Leviticus grants that job to one family, the descendants of the first high priest, Aaron: “The Lord spoke to Aaron: . . . This is a permanent mandate throughout your generations: to separate the holy from the secular and the polluted from the pure, and to teach the children of Israel all the mandates that the Lord spoke to them through Moses” (Leviticus 10:8–11). Aaron’s descendants have not wielded religious leadership in Jewish and Christian communities for almost two thousand years. They were replaced in Judaism by scholarly rabbis who claimed Moses’ mantle as interpreters of Torah or in Christianity by priests and churches claiming authority from the Christ of the Gospels rather than the Moses of the Torah. The Torah nevertheless continues to legitimate the authority of Aaron’s descendants over one religious tradition, that of the Samaritans who now number less than one thousand people. Their current high priest is Abed-El ben Matzliach, who claims descent from Aaron through his son, Ithamar.[15]
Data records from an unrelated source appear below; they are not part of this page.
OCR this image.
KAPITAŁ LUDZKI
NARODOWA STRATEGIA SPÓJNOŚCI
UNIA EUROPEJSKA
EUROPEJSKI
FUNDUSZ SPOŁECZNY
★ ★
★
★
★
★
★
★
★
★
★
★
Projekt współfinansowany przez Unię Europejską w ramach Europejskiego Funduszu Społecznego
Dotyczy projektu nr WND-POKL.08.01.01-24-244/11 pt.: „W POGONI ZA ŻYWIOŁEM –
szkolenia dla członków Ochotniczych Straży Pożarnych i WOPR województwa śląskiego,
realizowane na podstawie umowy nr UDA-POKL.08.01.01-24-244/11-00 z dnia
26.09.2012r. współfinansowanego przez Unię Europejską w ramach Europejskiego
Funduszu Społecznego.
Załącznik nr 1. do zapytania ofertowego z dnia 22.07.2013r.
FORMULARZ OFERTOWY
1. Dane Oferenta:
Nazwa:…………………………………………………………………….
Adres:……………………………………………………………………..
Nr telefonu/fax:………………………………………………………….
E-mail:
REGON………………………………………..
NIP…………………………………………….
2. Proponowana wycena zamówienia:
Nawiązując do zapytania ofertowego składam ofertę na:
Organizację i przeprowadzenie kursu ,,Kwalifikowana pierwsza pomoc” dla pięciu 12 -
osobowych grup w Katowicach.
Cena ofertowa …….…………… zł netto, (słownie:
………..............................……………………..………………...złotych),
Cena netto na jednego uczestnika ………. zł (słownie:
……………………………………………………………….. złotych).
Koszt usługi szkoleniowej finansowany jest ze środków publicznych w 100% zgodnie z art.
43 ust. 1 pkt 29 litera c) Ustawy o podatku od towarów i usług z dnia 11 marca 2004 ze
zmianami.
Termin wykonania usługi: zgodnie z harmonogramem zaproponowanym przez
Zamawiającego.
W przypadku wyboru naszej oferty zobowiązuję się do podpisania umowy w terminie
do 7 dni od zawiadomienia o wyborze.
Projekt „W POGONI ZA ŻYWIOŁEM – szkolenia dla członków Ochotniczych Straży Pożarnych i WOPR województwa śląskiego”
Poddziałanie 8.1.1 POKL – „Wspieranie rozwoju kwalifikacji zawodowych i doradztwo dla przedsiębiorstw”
From the sixth century B.C.E. through the first century C.E., however, dynasties of Aaronide high priests governed both Jewish and Samaritan temples. As this period wore on, they also accumulated political power. It was the high priest who represented Jews to foreign emperors such as Alexander and the Romans. One of these priestly dynasties, the Hasmoneans or Maccabees, succeeded in wresting Judean independence from imperial domination for eighty years in the second and first centuries B.C.E. Some of these rulers claimed the title “king” as well as “high priest.”

It was early in the period of Aaronide high priests that the Torah began to function as scripture for Jews and Samaritans. Its contents first directed the ritual practices of their temples. Then over time its application spread beyond the temples to the behavior of Jews and Samaritans in their villages and homes. Thus, while Aaronide priests consolidated their religious authority and political power from their base in the temples, the law book that governed those temples spread its authority and influence over Jewish and Samaritan communities.[16] Priests and Torah rose to prominence together: the priests ritualized the Torah and the Torah legitimized the priests.

Iconic ritualization was therefore a key factor in creating the first Western scripture, the Torah. The Torah narrates the gift of divinely written tablets to Moses, tablets that are never read but instead enshrined in a book reliquary (the Ark of the Covenant) that represents God’s presence with Israel. Simultaneously, Moses writes scrolls of torah (law or instruction) that accompany the Ark of the Covenant, that report on the tablets’ origins and contents, among other things, and that must be read aloud regularly to the entire people of Israel. Religious devotion soon came to regard the Torah, too, as written in heaven.[17] In this way, iconic display joined ritualized performance and semantic interpretation as engines for scripturalizing Torah, both in antiquity and in later periods when Bibles incorporated the Pentateuch into larger collections of scriptures.

Ritualizing texts in the iconic dimension therefore played a fundamental role in how the Torah, and later the rest of the Jewish and Christian Bibles, came to be scripture. It still plays a major role in preserving the Torah’s and Bible’s status as scripture in Jewish, Samaritan, and Christian communities. It was the ancient writers of the Pentateuch who mandated their text’s iconic ritualization in these ways, though they could not possibly have foreseen the remarkable success of this strategy.